Nobody has ever seen you. You have no form. You are that in which the form appears and disappears. Nobody has ever heard you. You don't have a voice. You don't make a sound. You are the stillness in which sounds appear and disappear. You don't have arms and legs, a head and a brain. That's the human body. It is the body that is seen and heard, felt and known. You are not the apparently limited form.
We think of the human body as being made of matter. But matter isn't really what it appears to be. The solidity of the human body is only relative. Our usual understanding of 'solidity' is something stable, unchanging and impervious - nothing can get through it. But there is no substance that is truly stable, unchanging and impervious. Solid matter is not truly solid. It's only relatively solid compared to other levels of solidity. For example, ice is only relatively more solid and stable than water. Ice is not truly stable, but it appears more stable than its more fluid form.
The human body is only relatively stable. We know this. It is continually changing. It's not perceptible that the body changes within an hour, but the nails are slowly growing, hair is slowly growing, skin is slowly being replaced, air is entering the body system.
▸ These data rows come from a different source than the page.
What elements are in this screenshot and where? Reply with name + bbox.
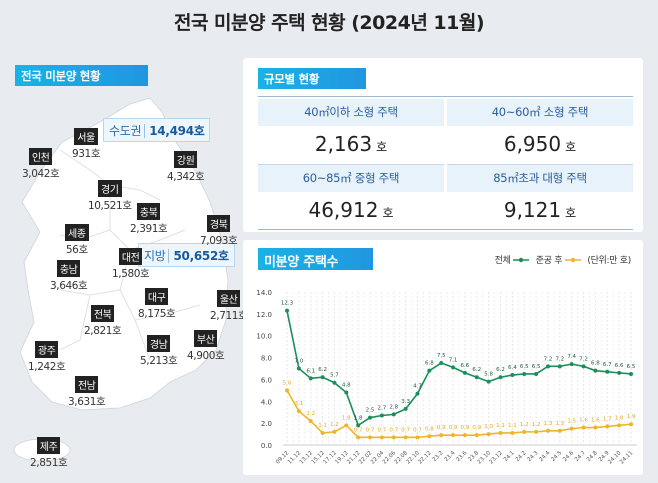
page-title: 전국 미분양 주택 현황 (2024년 11월) — [173, 12, 485, 34]
chart-panel: 미분양 주택수 전체 준공 후 (단위:만 호) — [243, 240, 643, 475]
local-label: 지방 — [144, 249, 166, 263]
region-value: 10,521호 — [88, 200, 132, 212]
size-cell-medium: 60~85㎡ 중형 주택 46,912 호 — [258, 164, 444, 229]
legend-total-marker — [513, 257, 530, 263]
region-value: 8,175호 — [138, 308, 176, 320]
metro-value: 14,494호 — [144, 124, 205, 138]
local-summary: 지방 50,652호 — [138, 243, 235, 267]
region-name: 광주 — [34, 341, 59, 358]
cell-value: 2,163 — [314, 132, 373, 156]
region-value: 3,631호 — [68, 396, 106, 408]
region-8: 충남 3,646호 — [50, 260, 88, 293]
size-cell-small-40: 40㎡이하 소형 주택 2,163 호 — [258, 99, 444, 163]
cell-unit: 호 — [565, 206, 577, 220]
region-name: 울산 — [216, 290, 241, 307]
region-value: 56호 — [65, 244, 88, 256]
region-name: 부산 — [193, 330, 218, 347]
region-name: 경북 — [206, 215, 231, 232]
region-name: 강원 — [173, 151, 198, 168]
region-name: 충남 — [56, 260, 81, 277]
size-grid: 40㎡이하 소형 주택 2,163 호 40~60㎡ 소형 주택 6,950 호 60~… — [258, 96, 633, 230]
region-value: 4,900호 — [187, 350, 225, 362]
local-value: 50,652호 — [168, 249, 229, 263]
region-name: 대구 — [144, 288, 169, 305]
region-name: 경기 — [98, 180, 122, 197]
chart-panel-tag: 미분양 주택수 — [258, 248, 373, 270]
region-value: 2,391호 — [130, 223, 168, 235]
region-15: 전남 3,631호 — [68, 376, 106, 409]
size-cell-small-40-60: 40~60㎡ 소형 주택 6,950 호 — [447, 99, 633, 163]
region-value: 7,093호 — [200, 235, 238, 247]
legend-completed-label: 준공 후 — [535, 256, 563, 266]
cell-label: 40~60㎡ 소형 주택 — [447, 99, 633, 126]
cell-unit: 호 — [565, 140, 577, 154]
region-name: 전남 — [74, 376, 99, 393]
size-panel: 규모별 현황 40㎡이하 소형 주택 2,163 호 40~60㎡ 소형 주택 6,9… — [243, 58, 643, 232]
cell-unit: 호 — [376, 140, 388, 154]
region-3: 경기 10,521호 — [88, 180, 132, 213]
region-value: 4,342호 — [167, 171, 205, 183]
region-name: 세종 — [65, 224, 89, 241]
region-9: 대구 8,175호 — [138, 288, 176, 321]
legend-total-label: 전체 — [494, 256, 511, 266]
cell-label: 40㎡이하 소형 주택 — [258, 99, 444, 126]
region-1: 인천 3,042호 — [22, 148, 60, 181]
unit-label: (단위:만 호) — [587, 256, 631, 266]
region-value: 1,242호 — [28, 361, 66, 373]
region-value: 5,213호 — [140, 355, 178, 367]
region-name: 대전 — [118, 248, 143, 265]
region-name: 전북 — [90, 305, 115, 322]
grid-bottom-line — [258, 229, 633, 230]
region-5: 경북 7,093호 — [200, 215, 238, 248]
region-value: 2,711호 — [210, 310, 248, 322]
region-name: 인천 — [28, 148, 53, 165]
region-16: 제주 2,851호 — [30, 437, 68, 470]
map-panel-tag: 전국 미분양 현황 — [15, 65, 148, 86]
cell-value: 46,912 — [308, 198, 379, 222]
metro-summary: 수도권 14,494호 — [103, 118, 211, 142]
cell-unit: 호 — [382, 206, 394, 220]
size-panel-tag: 규모별 현황 — [258, 68, 366, 89]
region-name: 제주 — [36, 437, 61, 454]
region-name: 경남 — [146, 335, 171, 352]
region-6: 세종 56호 — [65, 224, 89, 257]
region-13: 부산 4,900호 — [187, 330, 225, 363]
cell-label: 60~85㎡ 중형 주택 — [258, 165, 444, 192]
legend-completed-marker — [564, 257, 581, 263]
region-name: 서울 — [74, 128, 98, 145]
cell-value: 6,950 — [503, 132, 562, 156]
region-value: 931호 — [72, 148, 101, 160]
metro-label: 수도권 — [109, 124, 142, 138]
region-2: 강원 4,342호 — [167, 151, 205, 184]
region-value: 2,821호 — [84, 325, 122, 337]
region-value: 3,646호 — [50, 280, 88, 292]
cell-value: 9,121 — [503, 198, 562, 222]
region-value: 2,851호 — [30, 457, 68, 469]
region-name: 충북 — [136, 203, 161, 220]
region-7: 대전 1,580호 — [112, 248, 150, 281]
region-value: 1,580호 — [112, 268, 150, 280]
region-value: 3,042호 — [22, 168, 60, 180]
region-12: 경남 5,213호 — [140, 335, 178, 368]
cell-label: 85㎡초과 대형 주택 — [447, 165, 633, 192]
region-11: 전북 2,821호 — [84, 305, 122, 338]
region-4: 충북 2,391호 — [130, 203, 168, 236]
size-cell-large: 85㎡초과 대형 주택 9,121 호 — [447, 164, 633, 229]
chart-legend: 전체 준공 후 (단위:만 호) — [491, 253, 632, 266]
region-14: 광주 1,242호 — [28, 341, 66, 374]
region-0: 서울 931호 — [72, 128, 101, 161]
region-10: 울산 2,711호 — [210, 290, 248, 323]
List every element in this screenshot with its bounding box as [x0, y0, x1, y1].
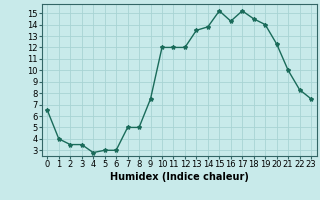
- X-axis label: Humidex (Indice chaleur): Humidex (Indice chaleur): [110, 172, 249, 182]
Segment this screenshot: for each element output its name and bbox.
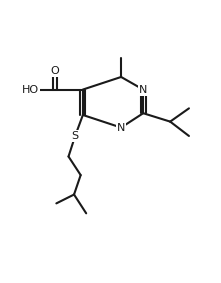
Text: N: N — [117, 123, 125, 132]
Text: HO: HO — [22, 85, 39, 95]
Text: S: S — [72, 131, 79, 141]
Text: N: N — [139, 85, 147, 95]
Text: O: O — [50, 66, 59, 76]
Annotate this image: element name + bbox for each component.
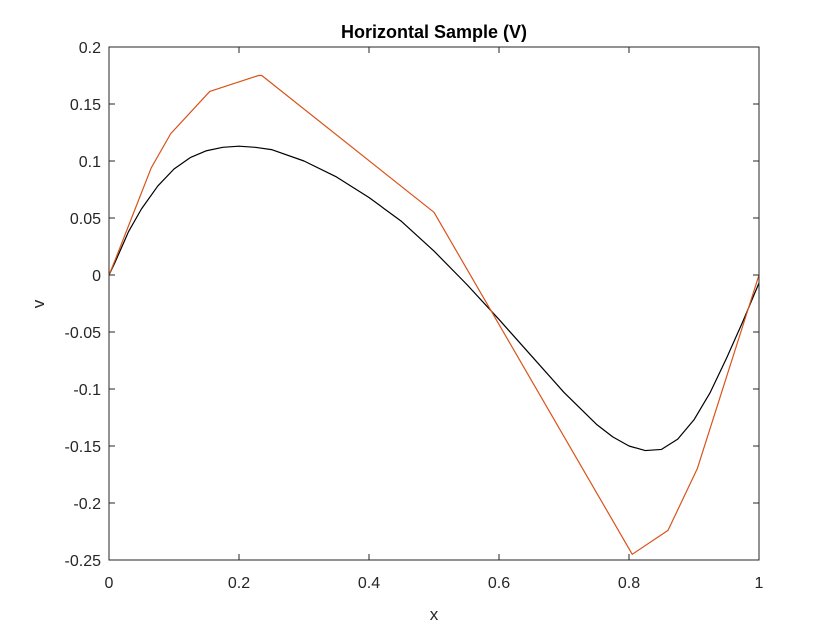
x-tick-label: 0.2 [228,575,250,592]
x-axis-label: x [430,605,439,624]
y-axis: 0.2 0.15 0.1 0.05 0 -0.05 -0.1 -0.15 -0.2 -0.25 [65,40,759,570]
y-axis-label: v [29,299,48,308]
x-tick-label: 0 [105,575,114,592]
x-tick-label: 0.6 [488,575,510,592]
y-tick-label: 0.2 [79,40,101,57]
x-tick-label: 1 [755,575,764,592]
x-tick-label: 0.4 [358,575,380,592]
series-line-2 [108,74,760,555]
series-line-1 [108,145,760,452]
y-tick-label: 0.1 [79,154,101,171]
y-tick-label: -0.05 [65,325,102,342]
y-tick-label: -0.1 [73,382,101,399]
chart-title: Horizontal Sample (V) [341,22,527,42]
y-tick-label: -0.2 [73,496,101,513]
y-tick-label: 0.05 [70,211,101,228]
plot-area-frame [108,46,760,561]
series-layer [108,74,760,555]
y-tick-label: -0.15 [65,439,102,456]
y-tick-label: -0.25 [65,553,102,570]
x-tick-label: 0.8 [618,575,640,592]
y-tick-label: 0.15 [70,97,101,114]
x-axis: 0 0.2 0.4 0.6 0.8 1 [105,47,764,592]
y-tick-label: 0 [92,268,101,285]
The body is not a closed system that remains stable. So even if we did identify as the human body, we couldn't really say where its limits are. Although the body seems to be autonomous within the planet, it is really made of the planet substance and is continually flowing and changing with the planet.
It's quite a shift for the mind to turn from identifying as a human. Recognising the spiritual nature of oneself brings in another consideration. Is not the substance that the body is made of, namely matter, just a form of condensed spirit, as ice is a form of condensed water? And if it is thought that I am a soul, isn't the soul also unlimited in a similar way to how the body is unlimited? The soul would be one with its environment also, and not really a solid, limited unchanging form. And if there are no limits, then there cannot truly be many souls.
Some may argue against this in defence of the soul, and that's fine. It is a way of understanding how the spiritual world works: souls take on human form and experience life as a human on planet Earth. That's fine and a useful understanding. But if we closely examine it, it will be found that there are no limits to anything. Humans only appear separate by the air or space between them, yet they continually interact with the air and space. So humans aren't really separate from anything. They are more like interactive, flowing, evolving, forms that only appear dense, limited or solid relative to the environment in which they appear and of which they are made. It is similar with souls also.
The message here is that we are not human and we are not souls. There are no real limits between the human forms or soul forms. Our true nature is unlimited. The universe's true nature is unlimited. There is only What Is, the Infinite One appearing as though it is many. What seems to separate the many is nothing other than the Infinite One that is the substance of all.